Monday, April 28, 2008

True Story by Alison Cowell

Hello Devoted Reader,

Today, I would like to share a friend's true story with you. A cautionary tale.

(Click on images to make them bigger.)

Yours at breakfast,

Monday, April 21, 2008

Good Weather

Well, Dear Reader,

The weather around here sure has been lovely, hasn't it? This is where I live in the house with the pool and the indoor jacuzzi in the bottom left corner.

I have been tagging along with the weasels to the playground. While they steal other kids' toys, I have been sketching the natives.

I'll tell you what. They're none too bright.

Until the next,
I remain,
as usual, etc.,

Tuesday, April 15, 2008

Money Saving Tip

Dear Reader,

We have promised you helpful tips that you can't find anywhere else, and we mean to deliver.

What if I told you you never have to buy rubber bands again? Too good to be true?

No! And I'm not going to tell you to reuse the fat blue rubber bands around the broccoli either. These rubber bands are a perfect size and usefulness for almost every use.

Where can you get them? The post office parking lot!

Your very own mail couriers are dropping these little pearls all over the place, and all you have to do is bend down and pick them up. Just yesterday I scored 5 in one small area.

One was broken, but that's unusual.

Short and sweet. That's this week's contribution.

Until next,
I remain,
your faithful and resourceful friend,

Monday, April 7, 2008


Dear Weekly Reader,

Many of you have been asking me what kind of music I like, and today I will address that. What I like to do is find a song that I love and then listen to it over and over until I can't stand it anymore.

Presently my favorite song is Polaren Per Är Kärlekskrank by Cornelis Vreeswijk.

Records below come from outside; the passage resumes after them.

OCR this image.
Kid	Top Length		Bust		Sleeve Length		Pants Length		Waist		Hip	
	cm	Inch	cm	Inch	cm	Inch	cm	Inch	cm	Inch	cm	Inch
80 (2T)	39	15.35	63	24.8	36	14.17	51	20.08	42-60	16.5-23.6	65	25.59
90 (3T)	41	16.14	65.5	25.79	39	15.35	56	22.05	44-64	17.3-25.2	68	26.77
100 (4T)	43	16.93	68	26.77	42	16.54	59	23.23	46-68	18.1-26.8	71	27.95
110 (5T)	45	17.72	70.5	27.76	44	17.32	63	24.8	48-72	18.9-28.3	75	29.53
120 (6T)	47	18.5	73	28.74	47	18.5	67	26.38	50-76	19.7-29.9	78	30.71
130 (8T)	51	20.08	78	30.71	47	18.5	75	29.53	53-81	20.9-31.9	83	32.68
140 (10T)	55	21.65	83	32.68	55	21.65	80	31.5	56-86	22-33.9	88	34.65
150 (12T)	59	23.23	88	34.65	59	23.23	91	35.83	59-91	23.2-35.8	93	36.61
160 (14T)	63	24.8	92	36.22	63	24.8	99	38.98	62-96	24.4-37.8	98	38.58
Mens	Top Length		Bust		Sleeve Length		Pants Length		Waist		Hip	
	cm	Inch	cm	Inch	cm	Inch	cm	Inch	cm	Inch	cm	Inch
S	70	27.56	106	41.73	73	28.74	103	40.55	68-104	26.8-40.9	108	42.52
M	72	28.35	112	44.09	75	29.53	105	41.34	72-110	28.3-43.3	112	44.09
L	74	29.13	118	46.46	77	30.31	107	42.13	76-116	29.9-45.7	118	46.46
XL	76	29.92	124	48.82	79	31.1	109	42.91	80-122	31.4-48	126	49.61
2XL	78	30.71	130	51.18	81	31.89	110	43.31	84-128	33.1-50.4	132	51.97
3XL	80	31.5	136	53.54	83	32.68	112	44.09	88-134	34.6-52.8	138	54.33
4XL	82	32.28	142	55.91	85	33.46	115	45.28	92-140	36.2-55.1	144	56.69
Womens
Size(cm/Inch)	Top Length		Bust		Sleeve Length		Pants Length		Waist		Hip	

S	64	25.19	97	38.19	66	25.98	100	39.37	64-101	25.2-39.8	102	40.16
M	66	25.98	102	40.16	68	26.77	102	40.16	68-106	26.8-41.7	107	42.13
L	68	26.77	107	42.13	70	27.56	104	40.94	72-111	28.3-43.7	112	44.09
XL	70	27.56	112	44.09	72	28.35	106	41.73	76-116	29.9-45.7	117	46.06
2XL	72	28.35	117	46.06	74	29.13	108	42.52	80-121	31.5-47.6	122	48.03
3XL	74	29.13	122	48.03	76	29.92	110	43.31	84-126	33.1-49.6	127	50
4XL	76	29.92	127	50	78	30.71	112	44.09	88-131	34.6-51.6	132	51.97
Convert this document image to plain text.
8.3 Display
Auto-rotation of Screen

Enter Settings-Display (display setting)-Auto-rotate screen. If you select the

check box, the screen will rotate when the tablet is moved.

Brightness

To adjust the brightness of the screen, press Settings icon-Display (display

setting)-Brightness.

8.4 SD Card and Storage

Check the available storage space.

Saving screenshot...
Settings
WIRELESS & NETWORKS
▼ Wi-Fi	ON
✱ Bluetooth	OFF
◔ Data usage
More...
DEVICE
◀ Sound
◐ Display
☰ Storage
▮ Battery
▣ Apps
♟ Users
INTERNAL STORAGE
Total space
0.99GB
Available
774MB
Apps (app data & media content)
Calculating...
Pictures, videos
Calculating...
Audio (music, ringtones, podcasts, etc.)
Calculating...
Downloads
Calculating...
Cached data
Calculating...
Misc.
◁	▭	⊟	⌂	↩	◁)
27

What's that? You've never heard of him? Well, maybe it's because he's Swedish.

As most of you probably don't know Swedish, I have helpfully included a brief translation of the song:

My pal Per is sick even though his shirt is clean.
He likes a girl named Ann-Katarin Rosenblad, who doesn't care about him.
Whenever Per is near her, he blushes, but Ann-Katarin doesn't.

She is the toughest lady in town.
She's harder than granite.

When my pal Per finds this out, he says, "Son of a bitch!"

One night she invited him over and they drank a mass of fantastic alcohol.
She can tolerate a lot!
She drank eight consecutive drinks without blinking!
"Son of a bitch!" said Per.

Per had a guitar and he sang her a song.
Then he asked for a kiss and she gave him a fat lip.

But eroticism's power is big, as you know
First she said "no" and later she said "yes."
"Son of a bitch!" said Per.

I bet you're surprised that I know Swedish. Well don't be! I have a lot of tricks up my sleeve.